Part 1 of this article discussed Precision Drilling Corporation’s (PDS) outlook, performance, and financial condition. In this part, we will discuss more.
Linear Regression Based Forecast
Based on a regression equation on the relationship between the crude oil price, the US rig count, the Canadian rig count, and PDS’s reported revenues for the past eight years and the previous four quarters, we expect revenues to increase by 9% in the next 12 months (or NTM 2023) and 28% in NTM 2024 (sequentially). For the short-term trend, we have also considered seasonality.
Based on a simple regression model using the average forecast revenues, the company’s EBITDA can improve by 25% and 16% in NTM 2023 and NTM 2024, respectively.
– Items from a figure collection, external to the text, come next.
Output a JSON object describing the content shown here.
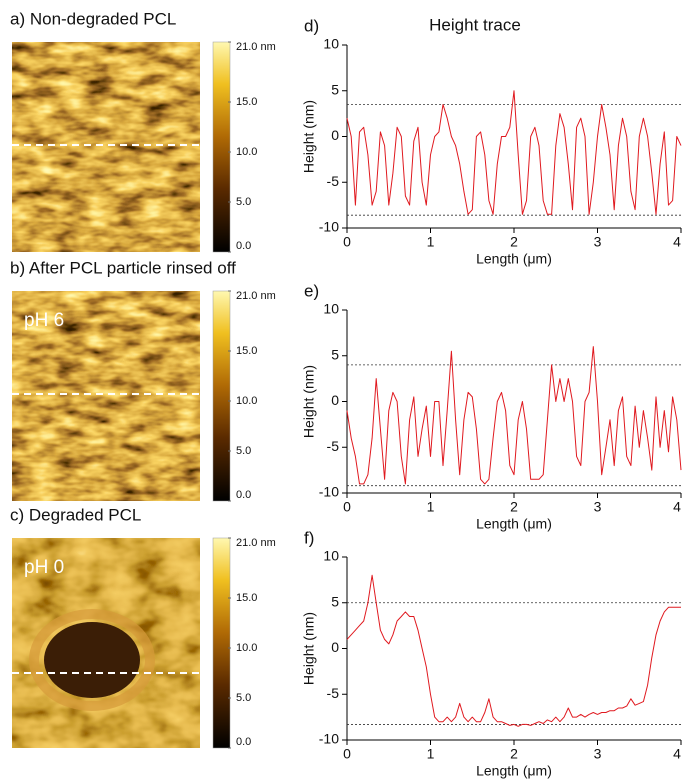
{
  "image_panels": [
    {
      "label": "a) Non-degraded PCL",
      "colorbar": {
        "lim": [
          0,
          21
        ],
        "ticks": [
          {
            "value": 21,
            "label": "21.0 nm"
          },
          {
            "value": 15,
            "label": "15.0"
          },
          {
            "value": 10,
            "label": "10.0"
          },
          {
            "value": 5,
            "label": "5.0"
          },
          {
            "value": 0,
            "label": "0.0"
          }
        ]
      }
    },
    {
      "label": "b) After PCL particle rinsed off",
      "inset": "pH 6",
      "colorbar": {
        "lim": [
          0,
          21
        ],
        "ticks": [
          {
            "value": 21,
            "label": "21.0 nm"
          },
          {
            "value": 15,
            "label": "15.0"
          },
          {
            "value": 10,
            "label": "10.0"
          },
          {
            "value": 5,
            "label": "5.0"
          },
          {
            "value": 0,
            "label": "0.0"
          }
        ]
      }
    },
    {
      "label": "c) Degraded PCL",
      "inset": "pH 0",
      "colorbar": {
        "lim": [
          0,
          21
        ],
        "ticks": [
          {
            "value": 21,
            "label": "21.0 nm"
          },
          {
            "value": 15,
            "label": "15.0"
          },
          {
            "value": 10,
            "label": "10.0"
          },
          {
            "value": 5,
            "label": "5.0"
          },
          {
            "value": 0,
            "label": "0.0"
          }
        ]
      }
    }
  ],
  "chart_data": [
    {
      "type": "line",
      "panel": "d)",
      "title": "Height trace",
      "x_label": "Length (μm)",
      "y_label": "Height (nm)",
      "xlim": [
        0,
        4
      ],
      "ylim": [
        -10,
        10
      ],
      "xticks": [
        0,
        1,
        2,
        3,
        4
      ],
      "yticks": [
        -10,
        -5,
        0,
        5,
        10
      ],
      "reference_lines": [
        3.5,
        -8.6
      ],
      "series": [
        {
          "color": "#e0191f",
          "x": [
            0,
            0.05,
            0.1,
            0.15,
            0.2,
            0.25,
            0.3,
            0.35,
            0.4,
            0.45,
            0.5,
            0.55,
            0.6,
            0.65,
            0.7,
            0.75,
            0.8,
            0.85,
            0.9,
            0.95,
            1,
            1.05,
            1.1,
            1.15,
            1.2,
            1.25,
            1.3,
            1.35,
            1.4,
            1.45,
            1.5,
            1.55,
            1.6,
            1.65,
            1.7,
            1.75,
            1.8,
            1.85,
            1.9,
            1.95,
            2,
            2.05,
            2.1,
            2.15,
            2.2,
            2.25,
            2.3,
            2.35,
            2.4,
            2.45,
            2.5,
            2.55,
            2.6,
            2.65,
            2.7,
            2.75,
            2.8,
            2.85,
            2.9,
            2.95,
            3,
            3.05,
            3.1,
            3.15,
            3.2,
            3.25,
            3.3,
            3.35,
            3.4,
            3.45,
            3.5,
            3.55,
            3.6,
            3.65,
            3.7,
            3.75,
            3.8,
            3.85,
            3.9,
            3.95,
            4
          ],
          "values": [
            2,
            0,
            -7.5,
            0.5,
            1,
            -2,
            -7.5,
            -6,
            0.5,
            -1,
            -7.5,
            -4,
            1,
            0,
            -6.5,
            -7.5,
            -0.5,
            1,
            -5,
            -7.5,
            -2,
            0,
            0.5,
            3.5,
            2,
            0,
            -1,
            -3,
            -6,
            -8.5,
            -8,
            0,
            0.5,
            -2,
            -7,
            -8.5,
            -3,
            0,
            0,
            1,
            5,
            -2,
            -8.5,
            -7,
            0,
            1,
            -1,
            -7,
            -8.5,
            -8.5,
            -1,
            2.5,
            1,
            -3,
            -8,
            1,
            2,
            0,
            -8.5,
            -5,
            0,
            3.5,
            1,
            -2,
            -8,
            -1,
            2,
            0,
            -6,
            -8,
            0,
            2,
            0,
            -4,
            -8.5,
            -3,
            0.5,
            -7.5,
            -7,
            0,
            -1
          ]
        }
      ]
    },
    {
      "type": "line",
      "panel": "e)",
      "x_label": "Length (μm)",
      "y_label": "Height (nm)",
      "xlim": [
        0,
        4
      ],
      "ylim": [
        -10,
        10
      ],
      "xticks": [
        0,
        1,
        2,
        3,
        4
      ],
      "yticks": [
        -10,
        -5,
        0,
        5,
        10
      ],
      "reference_lines": [
        4,
        -9.2
      ],
      "series": [
        {
          "color": "#e0191f",
          "x": [
            0,
            0.05,
            0.1,
            0.15,
            0.2,
            0.25,
            0.3,
            0.35,
            0.4,
            0.45,
            0.5,
            0.55,
            0.6,
            0.65,
            0.7,
            0.75,
            0.8,
            0.85,
            0.9,
            0.95,
            1,
            1.05,
            1.1,
            1.15,
            1.2,
            1.25,
            1.3,
            1.35,
            1.4,
            1.45,
            1.5,
            1.55,
            1.6,
            1.65,
            1.7,
            1.75,
            1.8,
            1.85,
            1.9,
            1.95,
            2,
            2.05,
            2.1,
            2.15,
            2.2,
            2.25,
            2.3,
            2.35,
            2.4,
            2.45,
            2.5,
            2.55,
            2.6,
            2.65,
            2.7,
            2.75,
            2.8,
            2.85,
            2.9,
            2.95,
            3,
            3.05,
            3.1,
            3.15,
            3.2,
            3.25,
            3.3,
            3.35,
            3.4,
            3.45,
            3.5,
            3.55,
            3.6,
            3.65,
            3.7,
            3.75,
            3.8,
            3.85,
            3.9,
            3.95,
            4
          ],
          "values": [
            -1,
            -4,
            -6,
            -9,
            -9,
            -8,
            -4,
            2.5,
            -3,
            -8.5,
            -1,
            1,
            0,
            -6,
            -9,
            -2,
            0.5,
            -6,
            -3,
            -0.5,
            -6,
            0,
            0,
            -7,
            -1,
            5.5,
            -2,
            -8,
            -2,
            1,
            0.5,
            -3,
            -8.5,
            -9,
            -8.5,
            -4,
            0,
            1,
            -1,
            -7,
            -8,
            -2,
            0,
            -3,
            -8.5,
            -8.5,
            -8.5,
            -8,
            -2,
            4,
            0,
            2.5,
            0,
            2.5,
            0,
            -6,
            -7,
            0,
            1,
            6,
            0,
            -8,
            -5,
            -2,
            -7,
            -1,
            0.5,
            -6,
            -7,
            -0.5,
            -5,
            -1,
            -4,
            -7.5,
            0.5,
            -5,
            -1,
            -5.5,
            0.5,
            -2,
            -7.5
          ]
        }
      ]
    },
    {
      "type": "line",
      "panel": "f)",
      "x_label": "Length (μm)",
      "y_label": "Height (nm)",
      "xlim": [
        0,
        4
      ],
      "ylim": [
        -10,
        10
      ],
      "xticks": [
        0,
        1,
        2,
        3,
        4
      ],
      "yticks": [
        -10,
        -5,
        0,
        5,
        10
      ],
      "reference_lines": [
        5,
        -8.3
      ],
      "series": [
        {
          "color": "#e0191f",
          "x": [
            0,
            0.05,
            0.1,
            0.15,
            0.2,
            0.25,
            0.3,
            0.35,
            0.4,
            0.45,
            0.5,
            0.55,
            0.6,
            0.65,
            0.7,
            0.75,
            0.8,
            0.85,
            0.9,
            0.95,
            1,
            1.05,
            1.1,
            1.15,
            1.2,
            1.25,
            1.3,
            1.35,
            1.4,
            1.45,
            1.5,
            1.55,
            1.6,
            1.65,
            1.7,
            1.75,
            1.8,
            1.85,
            1.9,
            1.95,
            2,
            2.05,
            2.1,
            2.15,
            2.2,
            2.25,
            2.3,
            2.35,
            2.4,
            2.45,
            2.5,
            2.55,
            2.6,
            2.65,
            2.7,
            2.75,
            2.8,
            2.85,
            2.9,
            2.95,
            3,
            3.05,
            3.1,
            3.15,
            3.2,
            3.25,
            3.3,
            3.35,
            3.4,
            3.45,
            3.5,
            3.55,
            3.6,
            3.65,
            3.7,
            3.75,
            3.8,
            3.85,
            3.9,
            3.95,
            4
          ],
          "values": [
            1,
            1.5,
            2,
            2.5,
            3,
            5,
            8,
            5,
            2,
            1,
            0.5,
            1.5,
            3,
            3.5,
            4,
            3.5,
            3.5,
            2,
            0,
            -2,
            -5,
            -7.5,
            -8,
            -8,
            -7.5,
            -8,
            -7.5,
            -6,
            -7.5,
            -8,
            -7.5,
            -8,
            -8,
            -7,
            -5.5,
            -7.5,
            -8,
            -8,
            -8.2,
            -8.4,
            -8.3,
            -8.5,
            -8.3,
            -8.3,
            -8.4,
            -8.2,
            -8,
            -8.2,
            -7.8,
            -8,
            -7.5,
            -8,
            -7.5,
            -6.5,
            -7.5,
            -7.5,
            -7.2,
            -7.5,
            -7.2,
            -7,
            -7.2,
            -7,
            -7,
            -6.8,
            -6.8,
            -6.5,
            -6.5,
            -6.3,
            -5.5,
            -6.2,
            -6,
            -5.8,
            -4,
            -1,
            1.5,
            3,
            4,
            4.5,
            4.5,
            4.5,
            4.5
          ]
        }
      ]
    }
  ]
}
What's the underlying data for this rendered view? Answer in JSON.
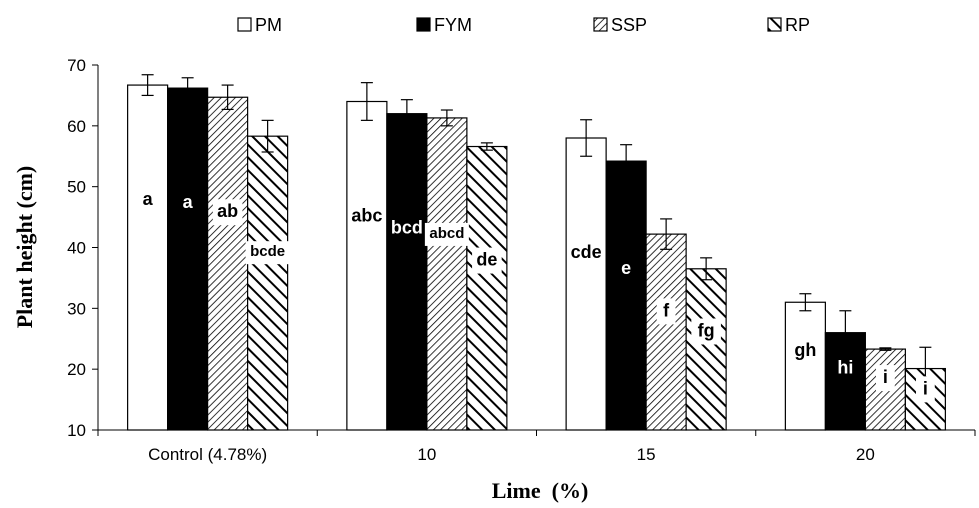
{
  "chart_data": {
    "type": "bar",
    "title": "",
    "xlabel": "Lime  (%)",
    "ylabel": "Plant height (cm)",
    "ylim": [
      10,
      70
    ],
    "yticks": [
      10,
      20,
      30,
      40,
      50,
      60,
      70
    ],
    "grid": false,
    "legend_position": "top",
    "categories": [
      "Control (4.78%)",
      "10",
      "15",
      "20"
    ],
    "series": [
      {
        "name": "PM",
        "pattern": "empty",
        "values": [
          66.7,
          64.0,
          58.0,
          31.0
        ],
        "errors": [
          1.7,
          3.1,
          3.0,
          1.4
        ],
        "letters": [
          "a",
          "abc",
          "cde",
          "gh"
        ]
      },
      {
        "name": "FYM",
        "pattern": "solid",
        "values": [
          66.2,
          62.0,
          54.2,
          26.0
        ],
        "errors": [
          1.7,
          2.3,
          2.7,
          3.6
        ],
        "letters": [
          "a",
          "bcd",
          "e",
          "hi"
        ]
      },
      {
        "name": "SSP",
        "pattern": "forward-diagonal",
        "values": [
          64.7,
          61.3,
          42.2,
          23.3
        ],
        "errors": [
          2.0,
          1.3,
          2.5,
          0.2
        ],
        "letters": [
          "ab",
          "abcd",
          "f",
          "i"
        ]
      },
      {
        "name": "RP",
        "pattern": "backward-diagonal",
        "values": [
          58.3,
          56.6,
          36.5,
          20.1
        ],
        "errors": [
          2.6,
          0.6,
          1.8,
          3.5
        ],
        "letters": [
          "bcde",
          "de",
          "fg",
          "i"
        ]
      }
    ]
  }
}
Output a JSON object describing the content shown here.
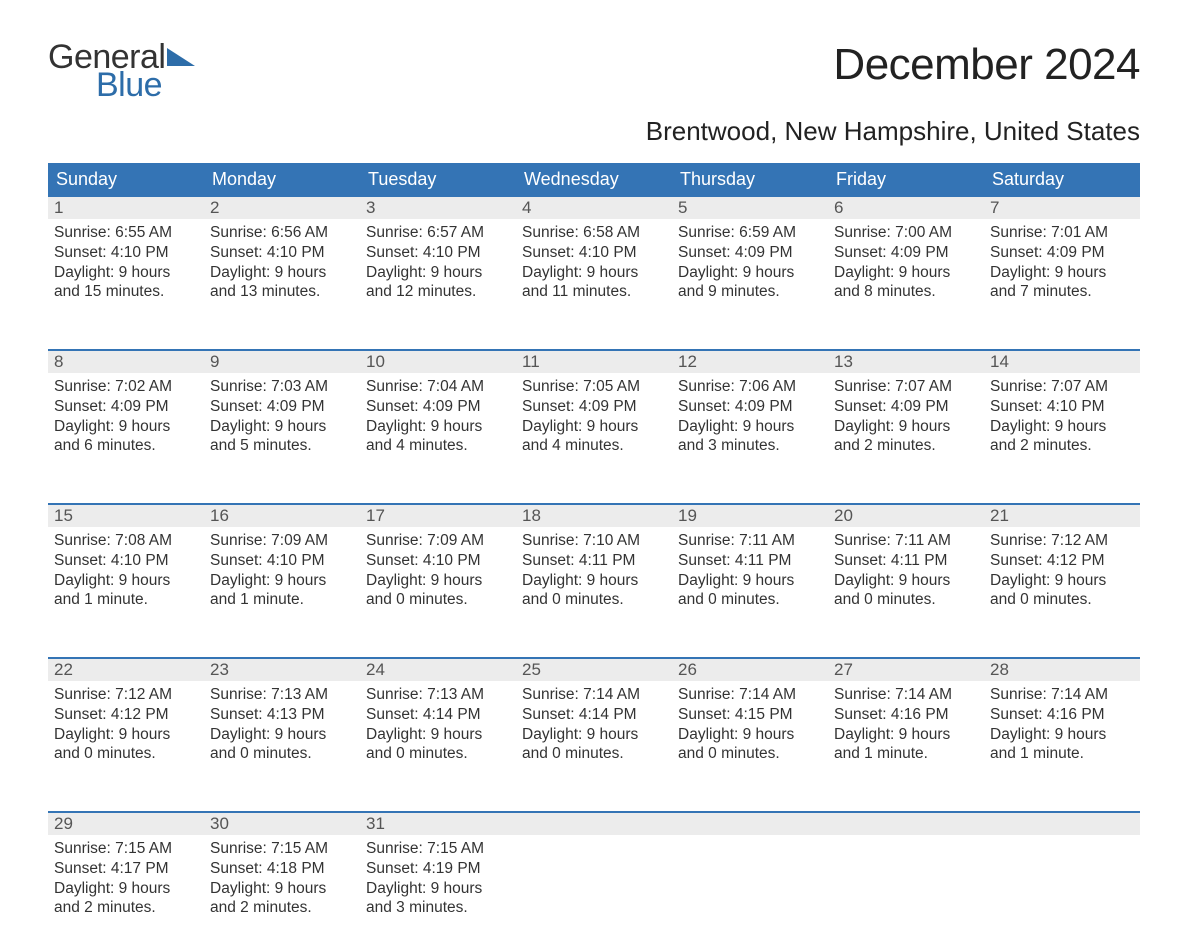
{
  "logo": {
    "line1": "General",
    "line2": "Blue",
    "icon_color": "#2d6da9",
    "text_color_1": "#333333",
    "text_color_2": "#2d6da9"
  },
  "title": "December 2024",
  "subtitle": "Brentwood, New Hampshire, United States",
  "colors": {
    "header_bg": "#3474b5",
    "header_text": "#ffffff",
    "daynum_bg": "#ececec",
    "daynum_text": "#555555",
    "body_text": "#333333",
    "week_border": "#3474b5",
    "page_bg": "#ffffff"
  },
  "fontsize": {
    "title": 44,
    "subtitle": 26,
    "dayhead": 18,
    "daynum": 17,
    "body": 15.5
  },
  "day_headers": [
    "Sunday",
    "Monday",
    "Tuesday",
    "Wednesday",
    "Thursday",
    "Friday",
    "Saturday"
  ],
  "weeks": [
    [
      {
        "n": "1",
        "sr": "Sunrise: 6:55 AM",
        "ss": "Sunset: 4:10 PM",
        "d1": "Daylight: 9 hours",
        "d2": "and 15 minutes."
      },
      {
        "n": "2",
        "sr": "Sunrise: 6:56 AM",
        "ss": "Sunset: 4:10 PM",
        "d1": "Daylight: 9 hours",
        "d2": "and 13 minutes."
      },
      {
        "n": "3",
        "sr": "Sunrise: 6:57 AM",
        "ss": "Sunset: 4:10 PM",
        "d1": "Daylight: 9 hours",
        "d2": "and 12 minutes."
      },
      {
        "n": "4",
        "sr": "Sunrise: 6:58 AM",
        "ss": "Sunset: 4:10 PM",
        "d1": "Daylight: 9 hours",
        "d2": "and 11 minutes."
      },
      {
        "n": "5",
        "sr": "Sunrise: 6:59 AM",
        "ss": "Sunset: 4:09 PM",
        "d1": "Daylight: 9 hours",
        "d2": "and 9 minutes."
      },
      {
        "n": "6",
        "sr": "Sunrise: 7:00 AM",
        "ss": "Sunset: 4:09 PM",
        "d1": "Daylight: 9 hours",
        "d2": "and 8 minutes."
      },
      {
        "n": "7",
        "sr": "Sunrise: 7:01 AM",
        "ss": "Sunset: 4:09 PM",
        "d1": "Daylight: 9 hours",
        "d2": "and 7 minutes."
      }
    ],
    [
      {
        "n": "8",
        "sr": "Sunrise: 7:02 AM",
        "ss": "Sunset: 4:09 PM",
        "d1": "Daylight: 9 hours",
        "d2": "and 6 minutes."
      },
      {
        "n": "9",
        "sr": "Sunrise: 7:03 AM",
        "ss": "Sunset: 4:09 PM",
        "d1": "Daylight: 9 hours",
        "d2": "and 5 minutes."
      },
      {
        "n": "10",
        "sr": "Sunrise: 7:04 AM",
        "ss": "Sunset: 4:09 PM",
        "d1": "Daylight: 9 hours",
        "d2": "and 4 minutes."
      },
      {
        "n": "11",
        "sr": "Sunrise: 7:05 AM",
        "ss": "Sunset: 4:09 PM",
        "d1": "Daylight: 9 hours",
        "d2": "and 4 minutes."
      },
      {
        "n": "12",
        "sr": "Sunrise: 7:06 AM",
        "ss": "Sunset: 4:09 PM",
        "d1": "Daylight: 9 hours",
        "d2": "and 3 minutes."
      },
      {
        "n": "13",
        "sr": "Sunrise: 7:07 AM",
        "ss": "Sunset: 4:09 PM",
        "d1": "Daylight: 9 hours",
        "d2": "and 2 minutes."
      },
      {
        "n": "14",
        "sr": "Sunrise: 7:07 AM",
        "ss": "Sunset: 4:10 PM",
        "d1": "Daylight: 9 hours",
        "d2": "and 2 minutes."
      }
    ],
    [
      {
        "n": "15",
        "sr": "Sunrise: 7:08 AM",
        "ss": "Sunset: 4:10 PM",
        "d1": "Daylight: 9 hours",
        "d2": "and 1 minute."
      },
      {
        "n": "16",
        "sr": "Sunrise: 7:09 AM",
        "ss": "Sunset: 4:10 PM",
        "d1": "Daylight: 9 hours",
        "d2": "and 1 minute."
      },
      {
        "n": "17",
        "sr": "Sunrise: 7:09 AM",
        "ss": "Sunset: 4:10 PM",
        "d1": "Daylight: 9 hours",
        "d2": "and 0 minutes."
      },
      {
        "n": "18",
        "sr": "Sunrise: 7:10 AM",
        "ss": "Sunset: 4:11 PM",
        "d1": "Daylight: 9 hours",
        "d2": "and 0 minutes."
      },
      {
        "n": "19",
        "sr": "Sunrise: 7:11 AM",
        "ss": "Sunset: 4:11 PM",
        "d1": "Daylight: 9 hours",
        "d2": "and 0 minutes."
      },
      {
        "n": "20",
        "sr": "Sunrise: 7:11 AM",
        "ss": "Sunset: 4:11 PM",
        "d1": "Daylight: 9 hours",
        "d2": "and 0 minutes."
      },
      {
        "n": "21",
        "sr": "Sunrise: 7:12 AM",
        "ss": "Sunset: 4:12 PM",
        "d1": "Daylight: 9 hours",
        "d2": "and 0 minutes."
      }
    ],
    [
      {
        "n": "22",
        "sr": "Sunrise: 7:12 AM",
        "ss": "Sunset: 4:12 PM",
        "d1": "Daylight: 9 hours",
        "d2": "and 0 minutes."
      },
      {
        "n": "23",
        "sr": "Sunrise: 7:13 AM",
        "ss": "Sunset: 4:13 PM",
        "d1": "Daylight: 9 hours",
        "d2": "and 0 minutes."
      },
      {
        "n": "24",
        "sr": "Sunrise: 7:13 AM",
        "ss": "Sunset: 4:14 PM",
        "d1": "Daylight: 9 hours",
        "d2": "and 0 minutes."
      },
      {
        "n": "25",
        "sr": "Sunrise: 7:14 AM",
        "ss": "Sunset: 4:14 PM",
        "d1": "Daylight: 9 hours",
        "d2": "and 0 minutes."
      },
      {
        "n": "26",
        "sr": "Sunrise: 7:14 AM",
        "ss": "Sunset: 4:15 PM",
        "d1": "Daylight: 9 hours",
        "d2": "and 0 minutes."
      },
      {
        "n": "27",
        "sr": "Sunrise: 7:14 AM",
        "ss": "Sunset: 4:16 PM",
        "d1": "Daylight: 9 hours",
        "d2": "and 1 minute."
      },
      {
        "n": "28",
        "sr": "Sunrise: 7:14 AM",
        "ss": "Sunset: 4:16 PM",
        "d1": "Daylight: 9 hours",
        "d2": "and 1 minute."
      }
    ],
    [
      {
        "n": "29",
        "sr": "Sunrise: 7:15 AM",
        "ss": "Sunset: 4:17 PM",
        "d1": "Daylight: 9 hours",
        "d2": "and 2 minutes."
      },
      {
        "n": "30",
        "sr": "Sunrise: 7:15 AM",
        "ss": "Sunset: 4:18 PM",
        "d1": "Daylight: 9 hours",
        "d2": "and 2 minutes."
      },
      {
        "n": "31",
        "sr": "Sunrise: 7:15 AM",
        "ss": "Sunset: 4:19 PM",
        "d1": "Daylight: 9 hours",
        "d2": "and 3 minutes."
      },
      null,
      null,
      null,
      null
    ]
  ]
}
Relative Valuation Analysis
PDS’s forward EV-to-EBITDA multiple contraction versus the current EV/EBITDA is steeper than its peers because its EBITDA is expected to increase more sharply in the next four quarters. This typically reflects in a higher EV/EBITDA multiple than its peers. The stock’s EV/EBITDA multiple (7.3x) is marginally higher than its peers’ (HP, NBR, and PTEN) average of 6.7x. So, the stock appears to be reasonably valued at the current level.
EV has been calculated using PDS’s EV/EBITDA multiple. The returns potential using the forward EV/EBITDA multiple (3.4x), given our regression model-derived EBITDA, is lower (30% downside) than sell-side analysts’ expected returns (95% upside) from the stock.
Analyst Rating
The sell-side analysts’ target price for PDS is $115.7, which, at the current price, has a return potential of 78%. Out of the 12 sell-side analysts rating PDS, 11 rated it a “buy” or a “strong buy,” while one rated it a “Hold.” None rated it a “sell.”
What’s The Take On PDS?
In Q4, PDS re-contracted six of its natural rigs for five years, which would ensure $800 million of contracted international backlog. Although leading-edge day rates are improving, Q1 daily operating margins may remain unchanged due to the adverse effects of a higher percentage of shallower rigs and seasonality on boiler revenue. The deterioration of the WCS-WTI spread can also drag profitability down in Q1. Despite some of these challenges, PDS’s operating margin improved impressively in Q4, and the stock outperformed the VanEck Vectors Oil Services ETF (OIH) in the past year.
In 2023, PDS expects to generate strong free cash flow after cash flows showed improvement during Q4 2022. Much of its 2023 capex is front-end loaded. Its leverage is much lower than its peers, and it plans to reduce debt in 2023. So, it has a robust balance sheet, which can leverage further in 2023.